Why it works: The recurrence correctly counts all configurations by considering all valid ways to extend smaller tilings to a larger board. The partial tiling array ensures trominoes are properly incorporated.
Python Solution
class Solution:
def numTilings(self, n: int) -> int:
MOD = 10**9 + 7
if n == 1:
return 1
if n == 2:
return 2
dp = [0] * (n + 1)
dp2 = [0] * (n + 1)
dp[0], dp[1], dp[2] = 1, 1, 2
dp2[2] = 1
for i in range(3, n + 1):
dp[i] = (dp[i-1] + dp[i-2] + 2 * dp2[i-1]) % MOD
dp2[i] = (dp2[i-1] + dp[i-2]) % MOD
return dp[n]
The implementation initializes the dynamic programming arrays with base cases. The main loop fills dp and dp2 according to the recurrence. We use modulo arithmetic at each step to prevent overflow.
Go Solution
func numTilings(n int) int {
const MOD = 1000000007
if n == 1 {
return 1
}
if n == 2 {
return 2
}
dp := make([]int, n+1)
dp2 := make([]int, n+1)
dp[0], dp[1], dp[2] = 1, 1, 2
dp2[2] = 1
for i := 3; i <= n; i++ {
dp[i] = (dp[i-1] + dp[i-2] + 2*dp2[i-1]) % MOD
dp2[i] = (dp2[i-1] + dp[i-2]) % MOD
}
return dp[n]
}
In Go, we use slices for dynamic programming arrays and define constants for modulo operations. The logic mirrors the Python implementation.
Worked Examples
Example 1: n = 3
| i | dp[i] | dp2[i] | Explanation |
|---|---|---|---|
| 0 | 1 | 0 | empty board |
| 1 | 1 | 0 | single vertical domino |
| 2 | 2 | 1 | two vertical dominoes or two horizontal dominoes; one partial tromino |
| 3 | 5 | 2 | extend previous boards using recurrence |
Result: dp[3] = 5
Example 2: n = 1
| i | dp[i] | dp2[i] |
|---|---|---|
| 0 | 1 | 0 |
| 1 | 1 | 0 |
Result: dp[1] = 1
Complexity Analysis
| Measure | Complexity | Explanation |
|---|---|---|
| Time | O(n) | Each dp[i] is computed once in a single pass |
| Space | O(n) | Two arrays of size n+1 are used |
We loop once from 3 to n and compute each dp entry in constant time, giving linear time complexity. Two arrays of size n+1 yield linear space complexity.
Test Cases
# Provided examples
assert Solution().numTilings(3) == 5 # small board
assert Solution().numTilings(1) == 1 # minimum board width
# Edge cases
assert Solution().numTilings(2) == 2 # base case with two possibilities
assert Solution().numTilings(4) == 11 # slightly larger board
assert Solution().numTilings(5) == 24 # small arbitrary board
assert Solution().numTilings(1000) >= 0 # stress test for large n, result modulo 1e9+7
| Test | Why |
|---|---|
| n=3 | Validates standard small board with multiple tilings |
| n=1 | Validates smallest board |
| n=2 | Validates base case with multiple options |
| n=4 | Tests recurrence logic beyond base cases |
| n=5 | Tests general DP accumulation |
| n=1000 | Tests efficiency and modulo correctness |
Edge Cases
The first important edge case is n = 1. The board is too small to fit a tromino, and only a single vertical domino fits. The implementation handles this explicitly with a conditional check.

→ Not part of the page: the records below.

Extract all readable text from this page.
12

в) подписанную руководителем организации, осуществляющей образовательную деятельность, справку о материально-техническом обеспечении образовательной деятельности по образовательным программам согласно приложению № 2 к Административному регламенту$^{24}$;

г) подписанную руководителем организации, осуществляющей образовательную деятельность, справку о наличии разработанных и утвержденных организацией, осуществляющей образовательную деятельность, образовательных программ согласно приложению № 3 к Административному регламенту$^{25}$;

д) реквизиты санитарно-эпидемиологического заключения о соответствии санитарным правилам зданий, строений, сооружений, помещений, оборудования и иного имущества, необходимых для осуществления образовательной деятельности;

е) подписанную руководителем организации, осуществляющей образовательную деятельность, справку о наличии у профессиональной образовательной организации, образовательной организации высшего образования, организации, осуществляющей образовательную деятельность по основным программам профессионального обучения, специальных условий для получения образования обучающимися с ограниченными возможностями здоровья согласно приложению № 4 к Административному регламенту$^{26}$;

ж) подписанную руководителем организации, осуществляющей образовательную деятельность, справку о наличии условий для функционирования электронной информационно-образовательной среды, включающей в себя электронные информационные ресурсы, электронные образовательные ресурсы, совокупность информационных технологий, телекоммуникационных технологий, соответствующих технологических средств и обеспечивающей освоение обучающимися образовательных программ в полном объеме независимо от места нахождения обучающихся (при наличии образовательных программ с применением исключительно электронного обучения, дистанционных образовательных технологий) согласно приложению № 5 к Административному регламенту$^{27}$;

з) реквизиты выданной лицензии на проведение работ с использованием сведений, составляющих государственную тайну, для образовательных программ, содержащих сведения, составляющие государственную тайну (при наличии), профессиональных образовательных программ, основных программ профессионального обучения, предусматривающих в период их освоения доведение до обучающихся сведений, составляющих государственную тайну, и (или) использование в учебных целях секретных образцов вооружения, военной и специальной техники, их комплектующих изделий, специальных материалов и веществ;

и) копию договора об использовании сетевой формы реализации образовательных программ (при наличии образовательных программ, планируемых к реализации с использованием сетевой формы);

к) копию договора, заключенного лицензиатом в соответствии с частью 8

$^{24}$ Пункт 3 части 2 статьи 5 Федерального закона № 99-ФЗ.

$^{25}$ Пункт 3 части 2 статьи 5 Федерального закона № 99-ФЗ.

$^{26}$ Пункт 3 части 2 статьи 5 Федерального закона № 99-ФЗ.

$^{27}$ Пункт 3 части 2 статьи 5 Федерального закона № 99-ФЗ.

The second edge case is n = 2. Both dominoes and partial placements must be correctly accounted for. We explicitly initialize dp[2] = 2 and dp2[2] = 1 to capture this scenario.
The third edge case is large n = 1000. Here, integer overflow could occur, and naive recursive approaches fail. The solution uses modulo 10^9 + 7 and dynamic programming, ensuring correct results within constraints.
These edge cases are correctly handled in the implementation and ensure robustness across the full input range.